CPU-based sparse matrix * sparse matrix search is generally a good choice, no matter the system configuration. Choosing an Int32- or Float32-based approach usually does not make a considerable difference, we recommend going with the Int32 variant as it ensures better reproducibility of results, eliminating any kind of deviations due to floating point shenanigans. If a decent GPU (e.g. anything comparable to an Nvidia GeForce RTX 4060 Ti 16 GB or better) is available, running a GPU-based search is the more performant choice.

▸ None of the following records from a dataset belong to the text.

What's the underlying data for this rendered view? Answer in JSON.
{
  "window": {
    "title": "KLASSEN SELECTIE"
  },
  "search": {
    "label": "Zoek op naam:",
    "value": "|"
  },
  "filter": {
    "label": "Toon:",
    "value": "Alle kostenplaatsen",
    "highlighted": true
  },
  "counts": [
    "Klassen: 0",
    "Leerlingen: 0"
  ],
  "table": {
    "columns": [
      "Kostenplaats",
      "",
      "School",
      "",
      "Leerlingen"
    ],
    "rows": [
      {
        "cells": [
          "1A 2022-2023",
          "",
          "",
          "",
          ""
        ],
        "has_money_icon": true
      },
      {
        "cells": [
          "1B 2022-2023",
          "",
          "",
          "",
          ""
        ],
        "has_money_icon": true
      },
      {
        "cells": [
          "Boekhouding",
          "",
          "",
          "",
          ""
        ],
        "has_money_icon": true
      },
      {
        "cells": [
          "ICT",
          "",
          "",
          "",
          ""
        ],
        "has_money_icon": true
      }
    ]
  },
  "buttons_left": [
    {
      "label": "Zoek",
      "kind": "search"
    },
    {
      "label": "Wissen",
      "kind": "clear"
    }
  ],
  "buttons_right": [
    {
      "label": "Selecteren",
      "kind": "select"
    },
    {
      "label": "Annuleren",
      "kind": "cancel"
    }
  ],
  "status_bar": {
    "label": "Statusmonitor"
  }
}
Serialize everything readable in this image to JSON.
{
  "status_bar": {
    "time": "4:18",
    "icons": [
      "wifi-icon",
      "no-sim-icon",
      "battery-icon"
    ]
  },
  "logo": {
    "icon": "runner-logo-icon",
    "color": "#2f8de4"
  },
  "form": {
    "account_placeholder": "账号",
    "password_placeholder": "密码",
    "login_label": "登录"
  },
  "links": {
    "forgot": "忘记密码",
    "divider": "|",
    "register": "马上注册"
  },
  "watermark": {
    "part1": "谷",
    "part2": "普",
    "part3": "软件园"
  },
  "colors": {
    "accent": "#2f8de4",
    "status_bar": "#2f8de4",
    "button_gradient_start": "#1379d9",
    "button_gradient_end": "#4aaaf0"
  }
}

We recommend going with the sparse matrix * dense vector approach as it requires less GPU memory. The GPU-based sparse matrix * sparse matrix search appears to be the worst of the tested methods, yielding very long computation times and exceedingly high memory usage. This is most likely due to the fact that the algorithm assumes that the resulting matrix is also sparse, which almost never will be the case.